> On Jan 18, 2017, at 10:28 AM, Robin Sommer <[email protected]> wrote:
> 
> I also think it would be quite useful to test packages before
> installing them

Maybe I’m not so much questioning whether to run tests before or after 
installation, but rather if the testing sandbox should include everything from 
the current installation in addition to the new/updated packages.  i.e. the 
pre-installation testing sandbox could be initialized with a copy of current 
installation dirs.

I would think the user’s expectation when running tests is to answer the 
question “will this bro-pkg operation break my setup?”  You can’t answer that 
without testing within the context of their current installation environment.  
The reason for that is that packages have much potential to change core bro 
functionality and interfere with each other’s operation.

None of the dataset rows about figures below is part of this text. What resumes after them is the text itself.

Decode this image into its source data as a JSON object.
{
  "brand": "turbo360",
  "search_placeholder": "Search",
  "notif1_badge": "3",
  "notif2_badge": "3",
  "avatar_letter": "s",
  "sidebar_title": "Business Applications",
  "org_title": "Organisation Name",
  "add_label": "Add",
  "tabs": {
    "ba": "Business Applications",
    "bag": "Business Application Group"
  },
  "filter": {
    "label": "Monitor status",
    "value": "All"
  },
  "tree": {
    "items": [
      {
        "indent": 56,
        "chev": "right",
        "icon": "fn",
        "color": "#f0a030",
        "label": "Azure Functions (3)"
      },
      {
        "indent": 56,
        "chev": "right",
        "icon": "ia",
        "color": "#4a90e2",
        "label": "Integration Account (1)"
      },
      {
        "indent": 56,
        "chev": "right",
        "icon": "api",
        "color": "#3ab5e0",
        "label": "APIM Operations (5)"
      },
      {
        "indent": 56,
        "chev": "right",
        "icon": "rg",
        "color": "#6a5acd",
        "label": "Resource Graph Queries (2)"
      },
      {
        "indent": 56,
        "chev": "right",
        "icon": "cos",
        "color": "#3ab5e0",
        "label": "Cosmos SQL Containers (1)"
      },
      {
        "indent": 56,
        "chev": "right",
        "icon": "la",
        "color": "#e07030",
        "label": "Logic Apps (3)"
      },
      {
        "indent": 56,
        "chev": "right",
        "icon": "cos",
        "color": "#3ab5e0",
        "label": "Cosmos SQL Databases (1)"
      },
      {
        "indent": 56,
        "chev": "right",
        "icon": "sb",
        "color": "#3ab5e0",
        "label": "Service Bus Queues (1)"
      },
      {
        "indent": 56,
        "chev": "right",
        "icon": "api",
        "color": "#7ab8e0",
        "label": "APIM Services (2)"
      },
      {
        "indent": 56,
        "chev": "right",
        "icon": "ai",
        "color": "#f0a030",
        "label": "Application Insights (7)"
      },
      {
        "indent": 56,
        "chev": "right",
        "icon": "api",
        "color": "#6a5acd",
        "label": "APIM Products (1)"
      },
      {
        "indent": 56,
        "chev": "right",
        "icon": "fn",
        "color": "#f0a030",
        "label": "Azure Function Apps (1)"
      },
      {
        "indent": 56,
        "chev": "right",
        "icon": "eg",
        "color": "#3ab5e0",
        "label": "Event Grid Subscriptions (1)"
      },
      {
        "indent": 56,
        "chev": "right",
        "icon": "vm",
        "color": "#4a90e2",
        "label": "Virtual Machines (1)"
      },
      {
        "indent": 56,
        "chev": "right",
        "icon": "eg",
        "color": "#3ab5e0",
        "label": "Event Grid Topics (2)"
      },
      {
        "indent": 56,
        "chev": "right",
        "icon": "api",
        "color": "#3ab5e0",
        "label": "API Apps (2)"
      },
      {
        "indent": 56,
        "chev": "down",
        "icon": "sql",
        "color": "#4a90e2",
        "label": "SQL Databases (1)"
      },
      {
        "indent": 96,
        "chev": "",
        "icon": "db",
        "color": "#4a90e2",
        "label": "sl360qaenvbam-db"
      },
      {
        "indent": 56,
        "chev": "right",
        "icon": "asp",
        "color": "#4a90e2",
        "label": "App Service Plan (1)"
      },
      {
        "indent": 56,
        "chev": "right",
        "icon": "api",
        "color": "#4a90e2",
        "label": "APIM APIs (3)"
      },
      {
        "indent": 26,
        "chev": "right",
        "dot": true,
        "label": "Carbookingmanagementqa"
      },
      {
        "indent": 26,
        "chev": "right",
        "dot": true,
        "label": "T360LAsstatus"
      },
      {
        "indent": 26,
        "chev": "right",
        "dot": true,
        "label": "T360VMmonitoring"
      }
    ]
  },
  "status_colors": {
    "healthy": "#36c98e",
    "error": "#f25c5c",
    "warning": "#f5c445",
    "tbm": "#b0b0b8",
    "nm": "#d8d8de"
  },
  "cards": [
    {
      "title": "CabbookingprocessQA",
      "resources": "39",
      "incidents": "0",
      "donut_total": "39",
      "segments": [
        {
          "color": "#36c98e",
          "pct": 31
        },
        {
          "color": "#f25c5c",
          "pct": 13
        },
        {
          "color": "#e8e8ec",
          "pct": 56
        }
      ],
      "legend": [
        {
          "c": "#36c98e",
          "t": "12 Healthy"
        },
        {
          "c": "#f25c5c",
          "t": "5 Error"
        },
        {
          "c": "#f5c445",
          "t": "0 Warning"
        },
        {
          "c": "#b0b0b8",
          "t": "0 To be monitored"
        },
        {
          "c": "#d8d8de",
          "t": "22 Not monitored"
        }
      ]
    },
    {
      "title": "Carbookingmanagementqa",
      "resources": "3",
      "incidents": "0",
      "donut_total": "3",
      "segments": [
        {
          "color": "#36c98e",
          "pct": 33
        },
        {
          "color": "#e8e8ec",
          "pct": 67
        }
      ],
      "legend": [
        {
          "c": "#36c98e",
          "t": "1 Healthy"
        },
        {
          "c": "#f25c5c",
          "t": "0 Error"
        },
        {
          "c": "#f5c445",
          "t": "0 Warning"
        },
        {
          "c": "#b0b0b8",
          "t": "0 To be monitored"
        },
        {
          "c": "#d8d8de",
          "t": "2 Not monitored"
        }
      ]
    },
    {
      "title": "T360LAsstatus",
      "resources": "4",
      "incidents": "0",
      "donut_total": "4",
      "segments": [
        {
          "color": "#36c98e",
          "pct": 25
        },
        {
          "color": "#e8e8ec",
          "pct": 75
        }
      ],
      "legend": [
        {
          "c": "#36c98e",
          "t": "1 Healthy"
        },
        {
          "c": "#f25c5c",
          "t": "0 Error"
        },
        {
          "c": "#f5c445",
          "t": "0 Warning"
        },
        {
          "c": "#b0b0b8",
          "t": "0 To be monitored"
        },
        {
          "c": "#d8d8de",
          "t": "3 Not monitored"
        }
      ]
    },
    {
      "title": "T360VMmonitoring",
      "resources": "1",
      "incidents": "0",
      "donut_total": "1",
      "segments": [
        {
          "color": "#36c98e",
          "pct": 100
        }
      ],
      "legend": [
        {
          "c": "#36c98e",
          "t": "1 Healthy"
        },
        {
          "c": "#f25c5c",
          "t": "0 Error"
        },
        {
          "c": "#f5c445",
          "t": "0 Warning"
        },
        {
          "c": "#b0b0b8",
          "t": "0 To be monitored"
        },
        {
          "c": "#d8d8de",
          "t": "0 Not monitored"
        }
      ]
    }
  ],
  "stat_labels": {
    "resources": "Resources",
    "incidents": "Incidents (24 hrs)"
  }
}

But for that same reason, it may also make it much harder for people to write 
unit tests for their package that are precise enough to not cause harmless 
failures in the presence of other packages — e.g. you couldn’t just check a 
baseline http.log as some other installed package could have altered it by 
adding a field, etc.

Summary of approaches/tradeoffs:

1) separate testing environment for each package
- worse at answering “will this bro-pkg operation break my setup?”
- easier to write stable tests

2) single testing environment for all packages
- better at answering “will this bro-pkg operation break my setup?” *if* 
package tests are written well
- harder to write stable tests

Neither seems great.  I guess I plan to do (1) since it is easier on package 
authors and less likely to waste users time looking into harmless test failures 
(ones due to tests that are written too broadly).

Let me know if there’s other ideas/suggestions.